Danny (Colin Craig) is a smart but vindictive teenager. Flabbergasted by his spunky young teacher's refusal to see his assignment on satire as anything other than a smartass send-up of the system, Danny broods on how best to get his own back. What better way than intertextualising, aka intersextualising, his way through his next oral assignment? There's an immediate, juicy twist: Danny’s English teacher has her own relationship with the novel and some rather personal ideas about what constitutes appropriate behaviour between students and teachers.

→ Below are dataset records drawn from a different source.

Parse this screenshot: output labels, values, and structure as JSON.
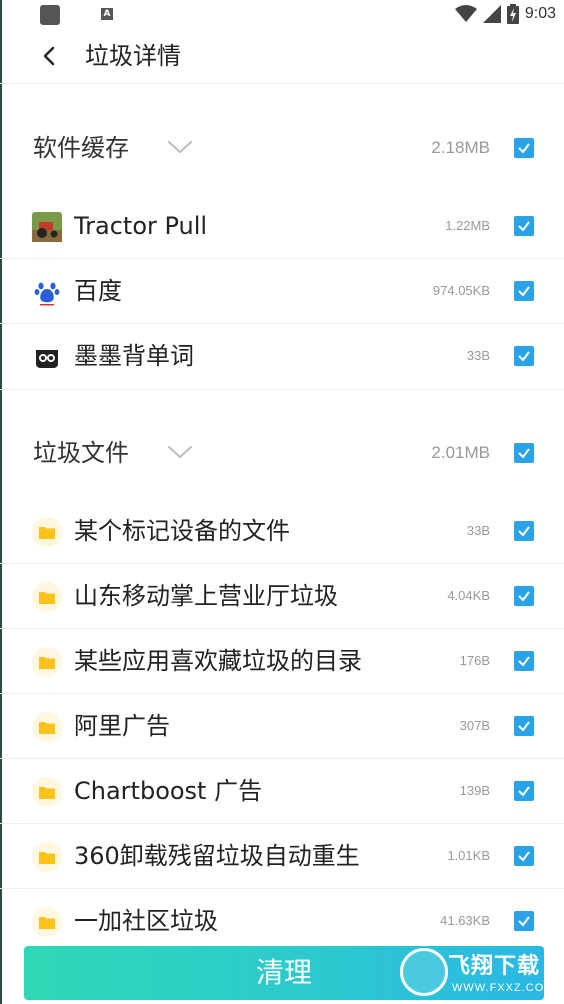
{
  "status_bar": {
    "time": "9:03",
    "left_icons": [
      "square-icon",
      "a-icon"
    ],
    "a_icon_letter": "A",
    "right_icons": [
      "wifi-icon",
      "signal-icon",
      "battery-charging-icon"
    ]
  },
  "header": {
    "title": "垃圾详情",
    "back_icon": "chevron-left-icon"
  },
  "sections": [
    {
      "title": "软件缓存",
      "size": "2.18MB",
      "checked": true,
      "items": [
        {
          "label": "Tractor Pull",
          "size": "1.22MB",
          "icon": "tractor-app-icon",
          "checked": true
        },
        {
          "label": "百度",
          "size": "974.05KB",
          "icon": "baidu-app-icon",
          "checked": true
        },
        {
          "label": "墨墨背单词",
          "size": "33B",
          "icon": "momo-app-icon",
          "checked": true
        }
      ]
    },
    {
      "title": "垃圾文件",
      "size": "2.01MB",
      "checked": true,
      "items": [
        {
          "label": "某个标记设备的文件",
          "size": "33B",
          "icon": "folder-icon",
          "checked": true
        },
        {
          "label": "山东移动掌上营业厅垃圾",
          "size": "4.04KB",
          "icon": "folder-icon",
          "checked": true
        },
        {
          "label": "某些应用喜欢藏垃圾的目录",
          "size": "176B",
          "icon": "folder-icon",
          "checked": true
        },
        {
          "label": "阿里广告",
          "size": "307B",
          "icon": "folder-icon",
          "checked": true
        },
        {
          "label": "Chartboost 广告",
          "size": "139B",
          "icon": "folder-icon",
          "checked": true
        },
        {
          "label": "360卸载残留垃圾自动重生",
          "size": "1.01KB",
          "icon": "folder-icon",
          "checked": true
        },
        {
          "label": "一加社区垃圾",
          "size": "41.63KB",
          "icon": "folder-icon",
          "checked": true
        }
      ]
    }
  ],
  "clean_button": {
    "label": "清理"
  },
  "watermark": {
    "title": "飞翔下载",
    "url": "WWW.FXXZ.COM"
  },
  "colors": {
    "accent": "#29a2e8",
    "folder": "#ffc21a",
    "button_start": "#2fd8b5",
    "button_end": "#2ab7e6"
  }
}
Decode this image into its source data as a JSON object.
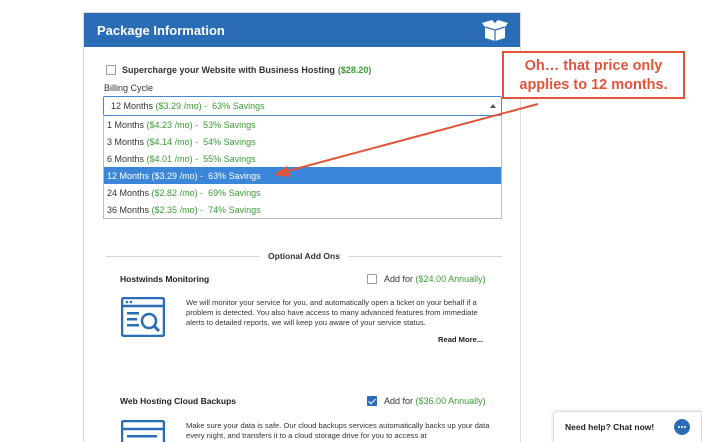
{
  "panel": {
    "title": "Package Information",
    "supercharge": {
      "label": "Supercharge your Website with Business Hosting",
      "price": "($28.20)"
    },
    "billing": {
      "label": "Billing Cycle",
      "selected_term": "12 Months",
      "selected_price": "($3.29 /mo)",
      "selected_savings": " -  63% Savings",
      "options": [
        {
          "term": "1 Months",
          "price": "($4.23 /mo)",
          "savings": " -  53% Savings",
          "selected": false
        },
        {
          "term": "3 Months",
          "price": "($4.14 /mo)",
          "savings": " -  54% Savings",
          "selected": false
        },
        {
          "term": "6 Months",
          "price": "($4.01 /mo)",
          "savings": " -  55% Savings",
          "selected": false
        },
        {
          "term": "12 Months",
          "price": "($3.29 /mo)",
          "savings": " -  63% Savings",
          "selected": true
        },
        {
          "term": "24 Months",
          "price": "($2.82 /mo)",
          "savings": " -  69% Savings",
          "selected": false
        },
        {
          "term": "36 Months",
          "price": "($2.35 /mo)",
          "savings": " -  74% Savings",
          "selected": false
        }
      ]
    },
    "addons_heading": "Optional Add Ons",
    "addons": [
      {
        "title": "Hostwinds Monitoring",
        "checked": false,
        "add_label": "Add for",
        "add_price": "($24.00 Annually)",
        "icon": "monitor-search-icon",
        "description": "We will monitor your service for you, and automatically open a ticket on your behalf if a problem is detected. You also have access to many advanced features from immediate alerts to detailed reports, we will keep you aware of your service status.",
        "read_more": "Read More..."
      },
      {
        "title": "Web Hosting Cloud Backups",
        "checked": true,
        "add_label": "Add for",
        "add_price": "($36.00 Annually)",
        "icon": "backup-icon",
        "description": "Make sure your data is safe. Our cloud backups services automatically backs up your data every night, and transfers it to a cloud storage drive for you to access at"
      }
    ]
  },
  "callout": {
    "line1": "Oh… that price only",
    "line2": "applies to 12 months."
  },
  "chat": {
    "label": "Need help? Chat now!"
  },
  "colors": {
    "header_blue": "#2a6db6",
    "price_green": "#3a9a35",
    "selected_blue": "#3b86d8",
    "callout_red": "#e0553a"
  }
}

Inspired by famous literary hoaxes, The Joy of Text is packed with wordy dialogue and cultural references. Set designer Rob Sowinski has incorporated two onstage screens to provide intellectual 'footnotes' and Danny's peers are brought into context via large projection screen. Stylistically, the use of multimedia works better in some scenes than others, as at times the stage is distractingly busy. However, by the time Danny films the audience with a hand-held camera, effectively breaking the fourth wall, his explanation of satire is both pithy and poignant.

True to its titillating title, The Joy of Text is comedy with an edge — more about literary allusions than laugh-out-loud moments. Overall, it is intelligent and interesting with a focus on clever dialogue, making it enjoyable viewing for big kids who like their schoolroom drama with a serious side of satire.